Mas eu julgava já ter gasto bastante tempo com as línguas, e também com a
leitura dos livros antigos, com suas histórias e suas fábulas. Pois quase a mesma
coisa que conversar com os homens de outros séculos é viajar. E bom saber
alguma coisa dos hábitos de diferentes povos, para que julguemos os nossos
mais justamente e não pensemos que tudo quanto é diferente dos nossos
costumes é ridículo e contrário à razão, como soem fazer os que nada viram.

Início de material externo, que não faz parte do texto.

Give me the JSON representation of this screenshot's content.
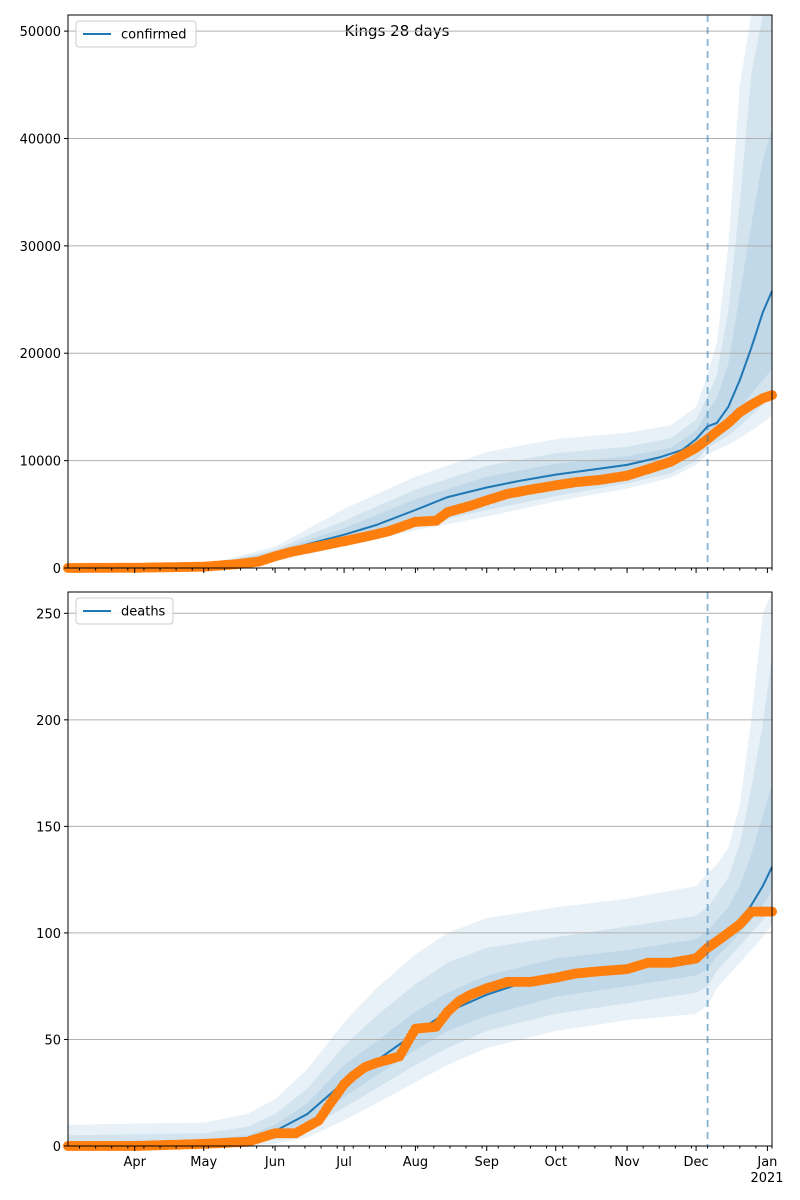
{
  "figure_title": "Kings 28 days",
  "colors": {
    "model": "#1f77b4",
    "observed": "#ff7f0e",
    "grid": "#b0b0b0",
    "band": "#1f77b4"
  },
  "chart_data": [
    {
      "type": "line",
      "panel": "top",
      "legend": "confirmed",
      "legend_position": "top-left",
      "grid": "horizontal",
      "xlim": [
        "2020-03-03",
        "2021-01-03"
      ],
      "ylim": [
        0,
        51500
      ],
      "yticks": [
        0,
        10000,
        20000,
        30000,
        40000,
        50000
      ],
      "ytick_labels": [
        "0",
        "10000",
        "20000",
        "30000",
        "40000",
        "50000"
      ],
      "forecast_start": "2020-12-06",
      "median": {
        "x": [
          "2020-03-03",
          "2020-04-01",
          "2020-05-01",
          "2020-05-20",
          "2020-06-01",
          "2020-06-15",
          "2020-07-01",
          "2020-07-15",
          "2020-08-01",
          "2020-08-15",
          "2020-09-01",
          "2020-09-15",
          "2020-10-01",
          "2020-10-15",
          "2020-11-01",
          "2020-11-15",
          "2020-11-25",
          "2020-12-01",
          "2020-12-06",
          "2020-12-10",
          "2020-12-15",
          "2020-12-20",
          "2020-12-25",
          "2020-12-30",
          "2021-01-03"
        ],
        "y": [
          0,
          30,
          150,
          500,
          1300,
          2200,
          3100,
          4000,
          5400,
          6600,
          7500,
          8100,
          8700,
          9100,
          9600,
          10300,
          11000,
          12000,
          13200,
          13500,
          15000,
          17500,
          20500,
          23800,
          25800
        ]
      },
      "bands": [
        {
          "level": "outer",
          "x": [
            "2020-03-03",
            "2020-05-01",
            "2020-06-01",
            "2020-06-15",
            "2020-07-01",
            "2020-08-01",
            "2020-09-01",
            "2020-10-01",
            "2020-11-01",
            "2020-11-20",
            "2020-12-01",
            "2020-12-06",
            "2020-12-10",
            "2020-12-15",
            "2020-12-20",
            "2020-12-25",
            "2020-12-30",
            "2021-01-03"
          ],
          "low": [
            0,
            60,
            600,
            1300,
            2000,
            3500,
            4800,
            6200,
            7400,
            8400,
            9600,
            10600,
            11000,
            11500,
            12100,
            12800,
            13500,
            14200
          ],
          "high": [
            0,
            250,
            2000,
            3600,
            5500,
            8500,
            10800,
            12000,
            12600,
            13300,
            15000,
            18000,
            21000,
            30000,
            45000,
            51500,
            51500,
            51500
          ]
        },
        {
          "level": "middle",
          "x": [
            "2020-03-03",
            "2020-05-01",
            "2020-06-01",
            "2020-06-15",
            "2020-07-01",
            "2020-08-01",
            "2020-09-01",
            "2020-10-01",
            "2020-11-01",
            "2020-11-20",
            "2020-12-01",
            "2020-12-06",
            "2020-12-10",
            "2020-12-15",
            "2020-12-20",
            "2020-12-25",
            "2020-12-30",
            "2021-01-03"
          ],
          "low": [
            0,
            90,
            800,
            1600,
            2300,
            3900,
            5400,
            6700,
            7900,
            8800,
            10000,
            11200,
            11700,
            12300,
            13200,
            14200,
            15200,
            16000
          ],
          "high": [
            0,
            200,
            1700,
            3000,
            4400,
            7300,
            9500,
            10700,
            11300,
            12100,
            13800,
            16000,
            18000,
            24000,
            34000,
            46000,
            51500,
            51500
          ]
        },
        {
          "level": "inner",
          "x": [
            "2020-03-03",
            "2020-05-01",
            "2020-06-01",
            "2020-06-15",
            "2020-07-01",
            "2020-08-01",
            "2020-09-01",
            "2020-10-01",
            "2020-11-01",
            "2020-11-20",
            "2020-12-01",
            "2020-12-06",
            "2020-12-10",
            "2020-12-15",
            "2020-12-20",
            "2020-12-25",
            "2020-12-30",
            "2021-01-03"
          ],
          "low": [
            0,
            110,
            1000,
            1800,
            2600,
            4400,
            6100,
            7400,
            8500,
            9400,
            10800,
            12000,
            12600,
            13500,
            14800,
            16200,
            17500,
            18500
          ],
          "high": [
            0,
            180,
            1500,
            2600,
            3700,
            6400,
            8500,
            9700,
            10400,
            11200,
            12800,
            14600,
            15800,
            19000,
            25500,
            32000,
            38000,
            41000
          ]
        }
      ],
      "observed": {
        "x": [
          "2020-03-03",
          "2020-04-01",
          "2020-05-01",
          "2020-05-15",
          "2020-05-25",
          "2020-06-01",
          "2020-06-08",
          "2020-06-15",
          "2020-06-22",
          "2020-07-01",
          "2020-07-10",
          "2020-07-20",
          "2020-08-01",
          "2020-08-10",
          "2020-08-15",
          "2020-08-25",
          "2020-09-01",
          "2020-09-10",
          "2020-09-20",
          "2020-10-01",
          "2020-10-10",
          "2020-10-20",
          "2020-11-01",
          "2020-11-10",
          "2020-11-20",
          "2020-12-01",
          "2020-12-06",
          "2020-12-10",
          "2020-12-15",
          "2020-12-20",
          "2020-12-25",
          "2020-12-30",
          "2021-01-03"
        ],
        "y": [
          0,
          20,
          120,
          350,
          600,
          1100,
          1500,
          1800,
          2100,
          2500,
          2900,
          3400,
          4300,
          4400,
          5200,
          5800,
          6300,
          6900,
          7300,
          7700,
          8000,
          8200,
          8600,
          9200,
          9900,
          11200,
          12000,
          12700,
          13500,
          14500,
          15200,
          15800,
          16100
        ]
      }
    },
    {
      "type": "line",
      "panel": "bottom",
      "legend": "deaths",
      "legend_position": "top-left",
      "grid": "horizontal",
      "xlim": [
        "2020-03-03",
        "2021-01-03"
      ],
      "ylim": [
        0,
        260
      ],
      "yticks": [
        0,
        50,
        100,
        150,
        200,
        250
      ],
      "ytick_labels": [
        "0",
        "50",
        "100",
        "150",
        "200",
        "250"
      ],
      "xtick_labels": [
        "Apr",
        "May",
        "Jun",
        "Jul",
        "Aug",
        "Sep",
        "Oct",
        "Nov",
        "Dec",
        "Jan"
      ],
      "xtick_dates": [
        "2020-04-01",
        "2020-05-01",
        "2020-06-01",
        "2020-07-01",
        "2020-08-01",
        "2020-09-01",
        "2020-10-01",
        "2020-11-01",
        "2020-12-01",
        "2021-01-01"
      ],
      "year_label": "2021",
      "forecast_start": "2020-12-06",
      "median": {
        "x": [
          "2020-03-03",
          "2020-05-01",
          "2020-05-20",
          "2020-06-01",
          "2020-06-15",
          "2020-07-01",
          "2020-07-15",
          "2020-08-01",
          "2020-08-15",
          "2020-09-01",
          "2020-09-15",
          "2020-10-01",
          "2020-10-15",
          "2020-11-01",
          "2020-11-15",
          "2020-12-01",
          "2020-12-06",
          "2020-12-10",
          "2020-12-15",
          "2020-12-20",
          "2020-12-25",
          "2020-12-30",
          "2021-01-03"
        ],
        "y": [
          0,
          1,
          3,
          7,
          15,
          30,
          40,
          53,
          63,
          71,
          76,
          79,
          82,
          84,
          86,
          90,
          92,
          96,
          100,
          106,
          113,
          122,
          131
        ]
      },
      "bands": [
        {
          "level": "outer",
          "x": [
            "2020-03-03",
            "2020-05-01",
            "2020-05-20",
            "2020-06-01",
            "2020-06-15",
            "2020-07-01",
            "2020-07-15",
            "2020-08-01",
            "2020-08-15",
            "2020-09-01",
            "2020-10-01",
            "2020-11-01",
            "2020-12-01",
            "2020-12-06",
            "2020-12-10",
            "2020-12-15",
            "2020-12-20",
            "2020-12-25",
            "2020-12-30",
            "2021-01-03"
          ],
          "low": [
            0,
            0,
            0,
            1,
            4,
            12,
            20,
            30,
            38,
            46,
            54,
            59,
            62,
            66,
            74,
            80,
            86,
            92,
            98,
            104
          ],
          "high": [
            10,
            11,
            15,
            22,
            36,
            58,
            74,
            90,
            100,
            107,
            112,
            116,
            122,
            128,
            132,
            140,
            160,
            200,
            250,
            260
          ]
        },
        {
          "level": "middle",
          "x": [
            "2020-03-03",
            "2020-05-01",
            "2020-05-20",
            "2020-06-01",
            "2020-06-15",
            "2020-07-01",
            "2020-07-15",
            "2020-08-01",
            "2020-08-15",
            "2020-09-01",
            "2020-10-01",
            "2020-11-01",
            "2020-12-01",
            "2020-12-06",
            "2020-12-10",
            "2020-12-15",
            "2020-12-20",
            "2020-12-25",
            "2020-12-30",
            "2021-01-03"
          ],
          "low": [
            0,
            0,
            1,
            3,
            8,
            18,
            27,
            38,
            46,
            54,
            62,
            67,
            72,
            75,
            82,
            88,
            94,
            100,
            106,
            112
          ],
          "high": [
            5,
            6,
            9,
            15,
            27,
            47,
            61,
            76,
            86,
            93,
            98,
            103,
            108,
            112,
            118,
            126,
            142,
            168,
            198,
            230
          ]
        },
        {
          "level": "inner",
          "x": [
            "2020-03-03",
            "2020-05-01",
            "2020-05-20",
            "2020-06-01",
            "2020-06-15",
            "2020-07-01",
            "2020-07-15",
            "2020-08-01",
            "2020-08-15",
            "2020-09-01",
            "2020-10-01",
            "2020-11-01",
            "2020-12-01",
            "2020-12-06",
            "2020-12-10",
            "2020-12-15",
            "2020-12-20",
            "2020-12-25",
            "2020-12-30",
            "2021-01-03"
          ],
          "low": [
            0,
            0,
            2,
            5,
            11,
            23,
            33,
            45,
            54,
            61,
            70,
            75,
            80,
            83,
            89,
            94,
            100,
            106,
            113,
            120
          ],
          "high": [
            2,
            3,
            5,
            10,
            20,
            38,
            49,
            63,
            72,
            80,
            88,
            92,
            97,
            101,
            106,
            112,
            122,
            137,
            155,
            170
          ]
        }
      ],
      "observed": {
        "x": [
          "2020-03-03",
          "2020-04-01",
          "2020-05-01",
          "2020-05-20",
          "2020-06-01",
          "2020-06-10",
          "2020-06-20",
          "2020-06-25",
          "2020-07-01",
          "2020-07-05",
          "2020-07-10",
          "2020-07-15",
          "2020-07-25",
          "2020-08-01",
          "2020-08-10",
          "2020-08-15",
          "2020-08-20",
          "2020-08-25",
          "2020-09-01",
          "2020-09-10",
          "2020-09-20",
          "2020-10-01",
          "2020-10-10",
          "2020-10-20",
          "2020-11-01",
          "2020-11-10",
          "2020-11-20",
          "2020-12-01",
          "2020-12-06",
          "2020-12-10",
          "2020-12-15",
          "2020-12-20",
          "2020-12-25",
          "2020-12-30",
          "2021-01-03"
        ],
        "y": [
          0,
          0,
          1,
          2,
          6,
          6,
          12,
          20,
          29,
          33,
          37,
          39,
          42,
          55,
          56,
          63,
          68,
          71,
          74,
          77,
          77,
          79,
          81,
          82,
          83,
          86,
          86,
          88,
          93,
          96,
          100,
          104,
          110,
          110,
          110
        ]
      }
    }
  ]
}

Contudo, quando gastamos excessivo tempo em viajar, acabamos tornando-nos
estrangeiros em nossa própria terra; e quando somos excessivamente curiosos
das coisas que se realizavam nos séculos passados, ficamos geralmente muito
ignorantes das que se realizam no presente. Ademais, as fábulas fazem imaginar
como possíveis muitos acontecimentos que não o são, e até mesmo as histórias
mais verossímeis, se não mudam nem alteram o valor das coisas para torná-las
mais dignas de serem lidas, ao menos deixam de apresentar quase sempre as circunstâncias
mais baixas e menos insignes, de onde resulta que o resto não parece
tal qual é, e que aqueles que norteiam seus hábitos pelos exemplos que deles
tiram estão sujeitos a cair nas extravagâncias dos heróis de nossos romances e a
conceber propósitos que superam suas forças.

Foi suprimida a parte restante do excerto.